Von Martin Lichtmesz

 

Notizen zur Popkultur

Gibt es ihn denn eigentlich wirklich noch, diesen konservativen Affekt gegen „die Popkultur“ als Hort der Vermassung und der Verkitschung, des Kommerzes und des Konsums, als große, plärrende, glitzernde Dampfwalze, unter der alle wirkliche Kunst und Kultur plattgewalzt werden? Als Verderber der Jugend, die durch Rock- und Popmusik zu Drogenmißbrauch, Hedonismus, sexueller Libertinage und vulgären Moden animiert wird und die sich damit die Ohren und Augen für feinere Töne verkleistert? Was ist „Pop“ heute überhaupt?
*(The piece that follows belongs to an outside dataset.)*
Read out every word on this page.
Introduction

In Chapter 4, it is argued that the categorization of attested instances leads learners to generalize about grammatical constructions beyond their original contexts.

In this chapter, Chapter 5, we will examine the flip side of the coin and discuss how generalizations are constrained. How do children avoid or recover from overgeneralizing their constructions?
Ist das nur Viva, MTV, Big Brother, „Deutschland sucht den Superstar“, „Germany’s Next Topmodell“, der Eurovisions-Songcontest, die allgegenwärtigen Celebrity-News über Sänger, Filmstars und Sportler? Und was ist dagegen Kultur im Zeitalter „nach den Kulturen“ (Frank Lisson), in der post-postmodernen Beliebigkeit, da sich nur wenige noch erinnern können, welche Morphosen dieser Begriff inzwischen hinter sich hat?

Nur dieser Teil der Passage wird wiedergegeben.